I'm OK with this outcome. I'd rather not face another surgery at this time, if if can be avoided. With years of watchful waiting for my NHL behind me, I'm comfortable with the "don't shoot till you see the whites of their eyes" approach. Sure, I'll continue to live with uncertainty, but what else is new?

Today's appointment confirms for me how important it is to be go into such meetings well-informed, and to speak up about my own preferences as a patient. Some treatment decisions are less than clear-cut, clinically speaking, which leaves significant room for patient preference to be taken into consideration.

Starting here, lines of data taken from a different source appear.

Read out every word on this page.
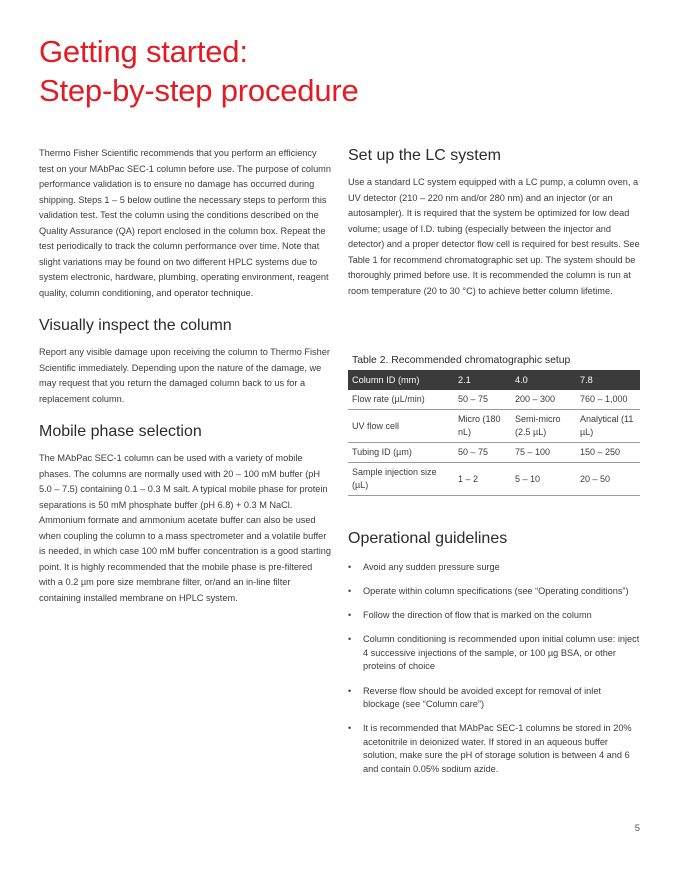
Getting started:
Step-by-step procedure

Thermo Fisher Scientific recommends that you perform an efficiency test on your MAbPac SEC-1 column before use. The purpose of column performance validation is to ensure no damage has occurred during shipping. Steps 1 – 5 below outline the necessary steps to perform this validation test. Test the column using the conditions described on the Quality Assurance (QA) report enclosed in the column box. Repeat the test periodically to track the column performance over time. Note that slight variations may be found on two different HPLC systems due to system electronic, hardware, plumbing, operating environment, reagent quality, column conditioning, and operator technique.

Visually inspect the column

Report any visible damage upon receiving the column to Thermo Fisher Scientific immediately. Depending upon the nature of the damage, we may request that you return the damaged column back to us for a replacement column.

Mobile phase selection

The MAbPac SEC-1 column can be used with a variety of mobile phases. The columns are normally used with 20 – 100 mM buffer (pH 5.0 – 7.5) containing 0.1 – 0.3 M salt. A typical mobile phase for protein separations is 50 mM phosphate buffer (pH 6.8) + 0.3 M NaCl. Ammonium formate and ammonium acetate buffer can also be used when coupling the column to a mass spectrometer and a volatile buffer is needed, in which case 100 mM buffer concentration is a good starting point. It is highly recommended that the mobile phase is pre-filtered with a 0.2 µm pore size membrane filter, or/and an in-line filter containing installed membrane on HPLC system.

Set up the LC system

Use a standard LC system equipped with a LC pump, a column oven, a UV detector (210 – 220 nm and/or 280 nm) and an injector (or an autosampler). It is required that the system be optimized for low dead volume; usage of I.D. tubing (especially between the injector and detector) and a proper detector flow cell is required for best results. See Table 1 for recommend chromatographic set up. The system should be thoroughly primed before use. It is recommended the column is run at room temperature (20 to 30 °C) to achieve better column lifetime.

Table 2. Recommended chromatographic setup
Column ID (mm)	2.1	4.0	7.8
Flow rate (µL/min)	50 – 75	200 – 300	760 – 1,000
UV flow cell	Micro (180 nL)	Semi-micro (2.5 µL)	Analytical (11 µL)
Tubing ID (µm)	50 – 75	75 – 100	150 – 250
Sample injection size (µL)	1 – 2	5 – 10	20 – 50
Operational guidelines
• Avoid any sudden pressure surge
• Operate within column specifications (see “Operating conditions”)
• Follow the direction of flow that is marked on the column
• Column conditioning is recommended upon initial column use: inject 4 successive injections of the sample, or 100 µg BSA, or other proteins of choice
• Reverse flow should be avoided except for removal of inlet blockage (see “Column care”)
• It is recommended that MAbPac SEC-1 columns be stored in 20% acetonitrile in deionized water. If stored in an aqueous buffer solution, make sure the pH of storage solution is between 4 and 6 and contain 0.05% sodium azide.
5
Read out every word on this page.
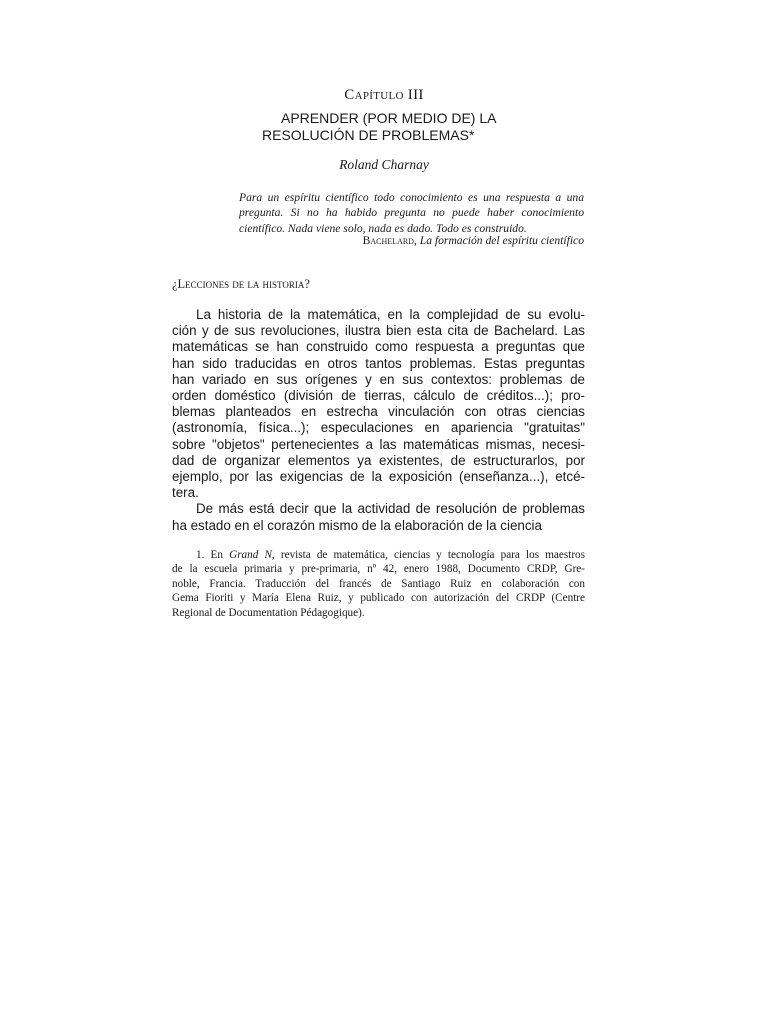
Capítulo III
APRENDER (POR MEDIO DE) LA
RESOLUCIÓN DE PROBLEMAS*
Roland Charnay
Para un espíritu científico todo conocimiento es una respuesta a una
pregunta. Si no ha habido pregunta no puede haber conocimiento
científico. Nada viene solo, nada es dado. Todo es construido.
Bachelard, La formación del espíritu científico
¿Lecciones de la historia?
La historia de la matemática, en la complejidad de su evolu-
ción y de sus revoluciones, ilustra bien esta cita de Bachelard. Las
matemáticas se han construido como respuesta a preguntas que
han sido traducidas en otros tantos problemas. Estas preguntas
han variado en sus orígenes y en sus contextos: problemas de
orden doméstico (división de tierras, cálculo de créditos...); pro-
blemas planteados en estrecha vinculación con otras ciencias
(astronomía, física...); especulaciones en apariencia "gratuitas"
sobre "objetos" pertenecientes a las matemáticas mismas, necesi-
dad de organizar elementos ya existentes, de estructurarlos, por
ejemplo, por las exigencias de la exposición (enseñanza...), etcé-
tera.
De más está decir que la actividad de resolución de problemas
ha estado en el corazón mismo de la elaboración de la ciencia
1. En Grand N, revista de matemática, ciencias y tecnología para los maestros
de la escuela primaria y pre-primaria, nº 42, enero 1988, Documento CRDP, Gre-
noble, Francia. Traducción del francés de Santiago Ruiz en colaboración con
Gema Fioriti y María Elena Ruiz, y publicado con autorización del CRDP (Centre
Regional de Documentation Pédagogique).
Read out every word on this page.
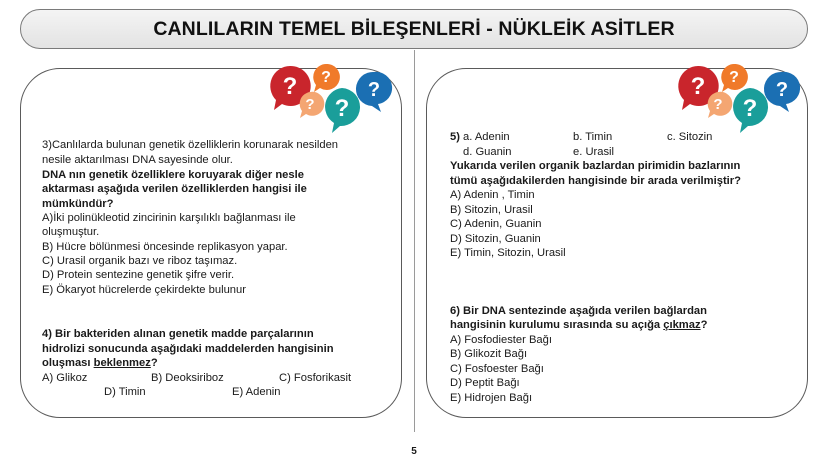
CANLILARIN TEMEL BİLEŞENLERİ - NÜKLEİK ASİTLER
? ?
? ?
?	? ?
? ?
?
3)Canlılarda bulunan genetik özelliklerin korunarak nesilden
nesile aktarılması DNA sayesinde olur.
DNA nın genetik özelliklere koruyarak diğer nesle
aktarması aşağıda verilen özelliklerden hangisi ile
mümkündür?
A)İki polinükleotid zincirinin karşılıklı bağlanması ile
oluşmuştur.
B) Hücre bölünmesi öncesinde replikasyon yapar.
C) Urasil organik bazı ve riboz taşımaz.
D) Protein sentezine genetik şifre verir.
E) Ökaryot hücrelerde çekirdekte bulunur
4) Bir bakteriden alınan genetik madde parçalarının
hidrolizi sonucunda aşağıdaki maddelerden hangisinin
oluşması beklenmez?
A) Glikoz	B) Deoksiriboz	C) Fosforikasit
D) Timin	E) Adenin
5) a. Adenin	b. Timin	c. Sitozin
d. Guanin	e. Urasil
Yukarıda verilen organik bazlardan pirimidin bazlarının
tümü aşağıdakilerden hangisinde bir arada verilmiştir?
A) Adenin , Timin
B) Sitozin, Urasil
C) Adenin, Guanin
D) Sitozin, Guanin
E) Timin, Sitozin, Urasil
6) Bir DNA sentezinde aşağıda verilen bağlardan
hangisinin kurulumu sırasında su açığa çıkmaz?
A) Fosfodiester Bağı
B) Glikozit Bağı
C) Fosfoester Bağı
D) Peptit Bağı
E) Hidrojen Bağı
5
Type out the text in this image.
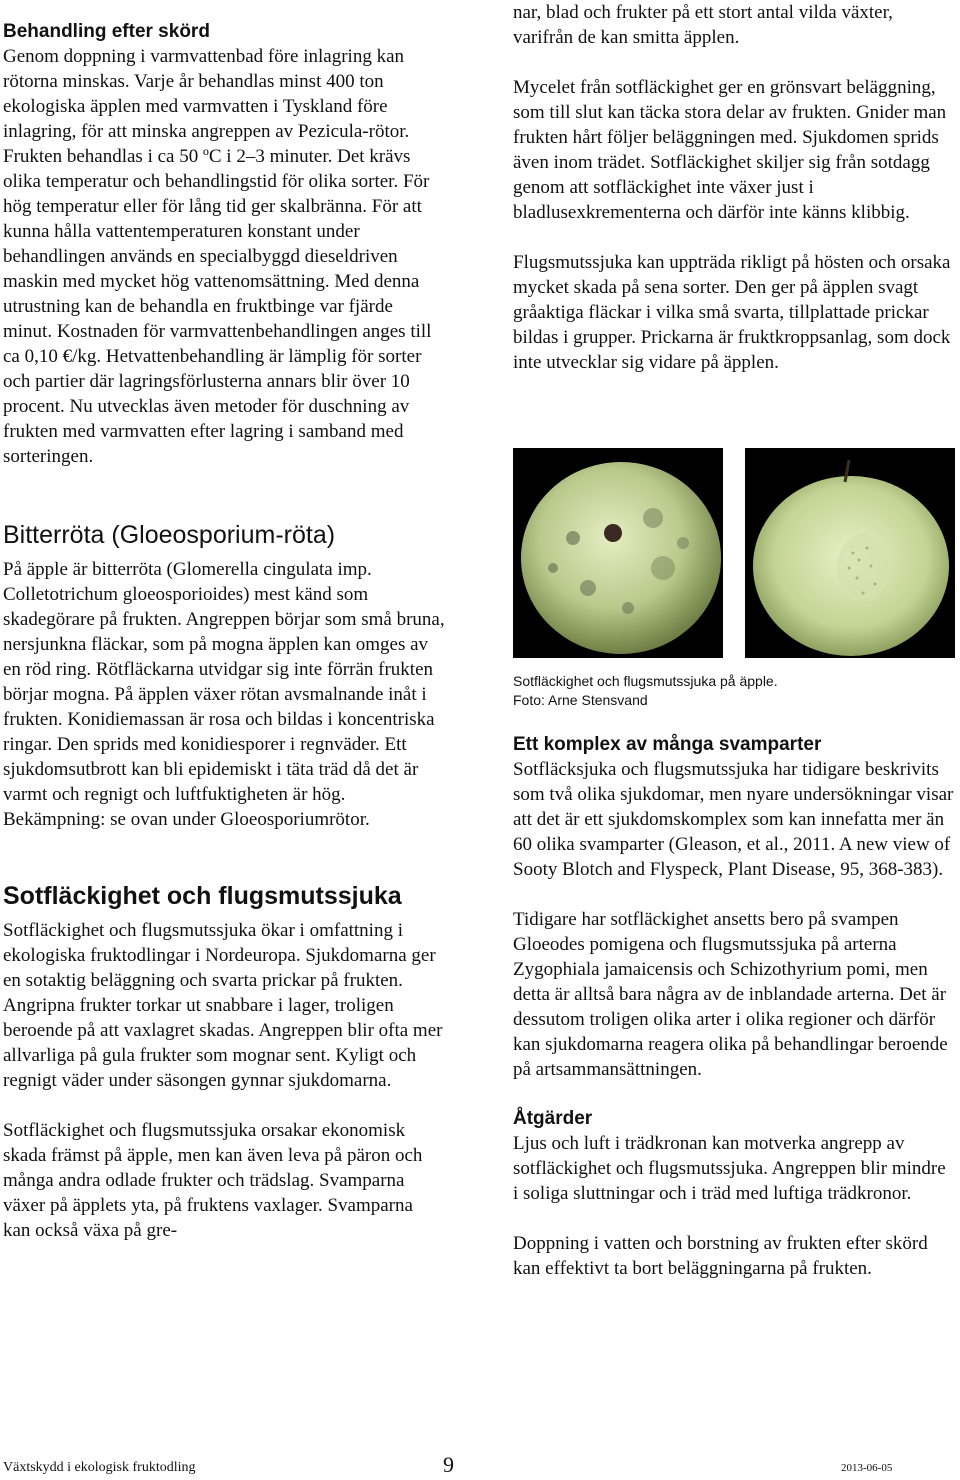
Behandling efter skörd

Genom doppning i varmvattenbad före inlagring kan rötorna minskas. Varje år behandlas minst 400 ton ekologiska äpplen med varmvatten i Tyskland före inlagring, för att minska angreppen av Pezicula-rötor. Frukten behandlas i ca 50 ºC i 2–3 minuter. Det krävs olika temperatur och behandlingstid för olika sorter. För hög temperatur eller för lång tid ger skalbränna. För att kunna hålla vattentemperaturen konstant under behandlingen används en specialbyggd dieseldriven maskin med mycket hög vattenomsättning. Med denna utrustning kan de behandla en fruktbinge var fjärde minut. Kostnaden för varmvattenbehandlingen anges till ca 0,10 €/kg. Hetvattenbehandling är lämplig för sorter och partier där lagringsförlusterna annars blir över 10 procent. Nu utvecklas även metoder för duschning av frukten med varmvatten efter lagring i samband med sorteringen.

Bitterröta (Gloeosporium-röta)

På äpple är bitterröta (Glomerella cingulata imp. Colletotrichum gloeosporioides) mest känd som skadegörare på frukten. Angreppen börjar som små bruna, nersjunkna fläckar, som på mogna äpplen kan omges av en röd ring. Rötfläckarna utvidgar sig inte förrän frukten börjar mogna. På äpplen växer rötan avsmalnande inåt i frukten. Konidiemassan är rosa och bildas i koncentriska ringar. Den sprids med konidiesporer i regnväder. Ett sjukdomsutbrott kan bli epidemiskt i täta träd då det är varmt och regnigt och luftfuktigheten är hög. Bekämpning: se ovan under Gloeosporiumrötor.

Sotfläckighet och flugsmutssjuka

Sotfläckighet och flugsmutssjuka ökar i omfattning i ekologiska fruktodlingar i Nordeuropa. Sjukdomarna ger en sotaktig beläggning och svarta prickar på frukten. Angripna frukter torkar ut snabbare i lager, troligen beroende på att vaxlagret skadas. Angreppen blir ofta mer allvarliga på gula frukter som mognar sent. Kyligt och regnigt väder under säsongen gynnar sjukdomarna.

Sotfläckighet och flugsmutssjuka orsakar ekonomisk skada främst på äpple, men kan även leva på päron och många andra odlade frukter och trädslag. Svamparna växer på äpplets yta, på fruktens vaxlager. Svamparna kan också växa på gre-

nar, blad och frukter på ett stort antal vilda växter, varifrån de kan smitta äpplen.

Mycelet från sotfläckighet ger en grönsvart beläggning, som till slut kan täcka stora delar av frukten. Gnider man frukten hårt följer beläggningen med. Sjukdomen sprids även inom trädet. Sotfläckighet skiljer sig från sotdagg genom att sotfläckighet inte växer just i bladlusexkrementerna och därför inte känns klibbig.

Flugsmutssjuka kan uppträda rikligt på hösten och orsaka mycket skada på sena sorter. Den ger på äpplen svagt gråaktiga fläckar i vilka små svarta, tillplattade prickar bildas i grupper. Prickarna är fruktkroppsanlag, som dock inte utvecklar sig vidare på äpplen.

Sotfläckighet och flugsmutssjuka på äpple.
Foto: Arne Stensvand
Ett komplex av många svamparter

Sotfläcksjuka och flugsmutssjuka har tidigare beskrivits som två olika sjukdomar, men nyare undersökningar visar att det är ett sjukdomskomplex som kan innefatta mer än 60 olika svamparter (Gleason, et al., 2011. A new view of Sooty Blotch and Flyspeck, Plant Disease, 95, 368-383).

Tidigare har sotfläckighet ansetts bero på svampen Gloeodes pomigena och flugsmutssjuka på arterna Zygophiala jamaicensis och Schizothyrium pomi, men detta är alltså bara några av de inblandade arterna. Det är dessutom troligen olika arter i olika regioner och därför kan sjukdomarna reagera olika på behandlingar beroende på artsammansättningen.

Åtgärder

Ljus och luft i trädkronan kan motverka angrepp av sotfläckighet och flugsmutssjuka. Angreppen blir mindre i soliga sluttningar och i träd med luftiga trädkronor.

Doppning i vatten och borstning av frukten efter skörd kan effektivt ta bort beläggningarna på frukten.

Växtskydd i ekologisk fruktodling	9	2013-06-05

Next appointment with Dr. Boyle is in 6 months. As I've said, I see Dr. Fish in just under 2 months.

3 comments:

Kim Long said...

Thank you, Carl, for your candor and openness. I am grateful to know this and will engage in watchful (and prayerful) waiting along with you.

Terry Chapman said...

Prayers for your continued wholeness. Your gifts are needed. As I have said before your well of knowledge and compassion is deep,

Doris Cowan said...

Thanks, Carl! Having a cancer survivor (daughter, Roberta) and another family member whose cancer was treated successfully, but he died anyway (husband, Ward) I really appreciated your words! I agree with Terry, you have many gifts - and they are so valuable!
































Thanks, Carl, for your information! Having two family members with histories of cancer, I'm grateful for your willingness to share. I agree with Terry - your gifts are valuable - and much needed!